使用CRTP和其他模板继承时重载

Question

I've got a problem with overloading some operators.

Specifically, I have a template, interface_mixin<T> , which has the traditional CRTP setup, ie, Derived : public interface_mixin<Derived> .

Now I need to overload operators on which side is an object, but the other side is a template, that is:

template<typename T, typename Derived> ... operator..
(T t, const interface_mixin<Derived>& d) {
    ... 
}
template<typename T, typename Derived> ... operator..
(const interface_mixin<T>& t, Derived d) {
    ... 
}
template<typename T, typename Derived> ... operator..
(const interface_mixin<T>& t, const interface_mixin<Derived>& d) {
    ... 
}

However, my compiler (VS2010) won't accept this, calling ambiguous overload. How can I convince it to accept these overloads?

Right now, I'm trying to use SFINAE to try to clear the other overloads. But even though the logic seems fine, the compiler picks the wrong overload.

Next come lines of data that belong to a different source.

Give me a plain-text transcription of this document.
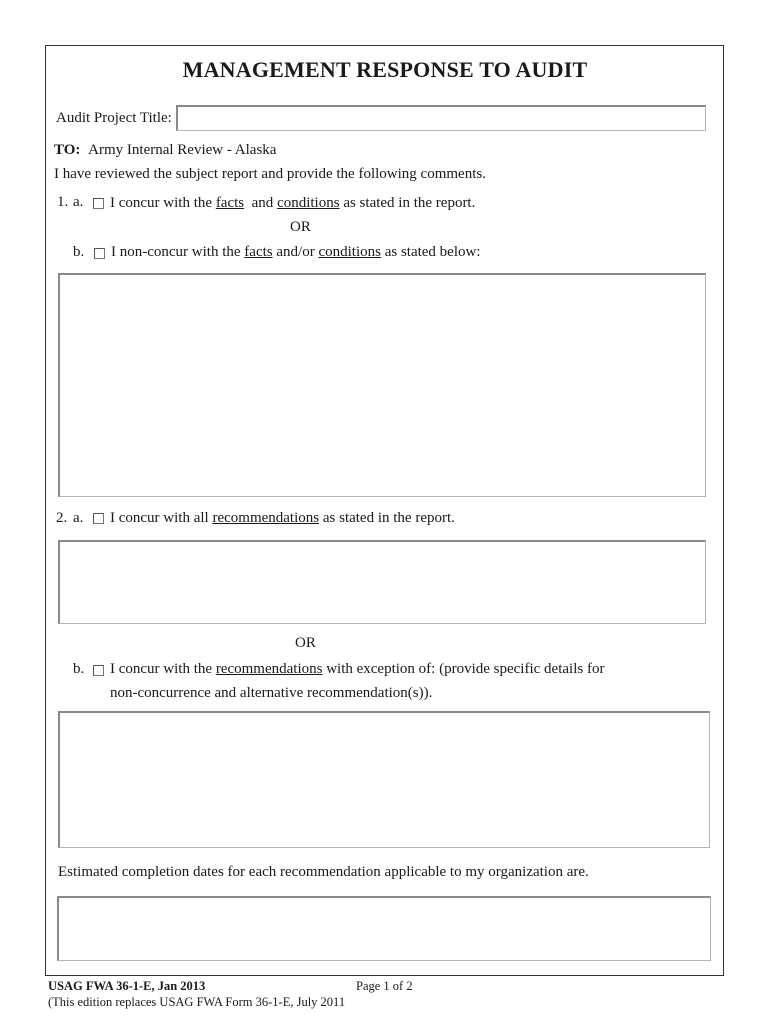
MANAGEMENT RESPONSE TO AUDIT
Audit Project Title:
TO: Army Internal Review - Alaska
I have reviewed the subject report and provide the following comments.
1. a. I concur with the facts and conditions as stated in the report.
OR
b. I non-concur with the facts and/or conditions as stated below:
2. a. I concur with all recommendations as stated in the report.
OR
b. I concur with the recommendations with exception of: (provide specific details for
non-concurrence and alternative recommendation(s)).
Estimated completion dates for each recommendation applicable to my organization are.
USAG FWA 36-1-E, Jan 2013	Page 1 of 2
(This edition replaces USAG FWA Form 36-1-E, July 2011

template<typename T, typename Derived> 
typename std::enable_if<
    !std::is_base_of<
        interface_mixin<T>, 
        T
    >::value, 
    and<
        equality_rule<T>, 
        Derived
    >
>::type operator>>(T t, const interface_mixin<Derived>& d) {
    return and<equality_rule<T>, Derived>(equality_rule<T>(std::move(t)), d.crtp_cast());
}
template<typename T, typename Derived> 
typename std::enable_if<
    !std::is_base_of<
        interface_mixin<Derived>, 
        Derived
    >::value, 
    and<
        T, 
        equality_rule<Derived>
    >
>::type operator>>(const interface_mixin<T>& t, Derived d) {
    return and<T, equality_rule<Derived>>(t.crtp_cast(), equality_rule<Derived>(std::move(d)));
}
template<typename T, typename Derived> and<T, Derived> operator>>(const interface_mixin<T>& t, const interface_mixin<Derived>& d) {
    return and<T, Derived>(t.crtp_cast(), d.crtp_cast());
}

However, VS is picking the wrong overload, and the logic won't make sense when the wrong overload is picked.

Answer 1

The first part of your question differs form second, you don't specify return type an function body there.
If return type is void - this code works with my MSVC2010 compiler:

#include <iostream>

template<class T> struct interface_mixin {};

template<typename T, typename Derived>
typename std::enable_if<!std::is_base_of<interface_mixin<T>, T>::value, void>::type
operator>>(T t, const interface_mixin<Derived>& d) { std::cout << "1\n"; }

template<typename Derived, typename T>
typename std::enable_if<!std::is_base_of<interface_mixin<T>, T>::value, void>::type
operator>>(const interface_mixin<Derived>& d, T t) { std::cout << "2\n"; }

template<typename DerivedL, typename DerivedR>
void
operator>>(const interface_mixin<DerivedL>& t, const interface_mixin<DerivedR>& d)
{ std::cout << "3\n"; }

struct Foo : interface_mixin<Foo> {};
struct Bar : interface_mixin<Bar> {};

int main()
{
    Foo f;
    Bar b;

    1 >> f;
    f >> 1;
    f >> b;
}

I don't know if the problem is with return type or something other, but enable_if should solve this problem.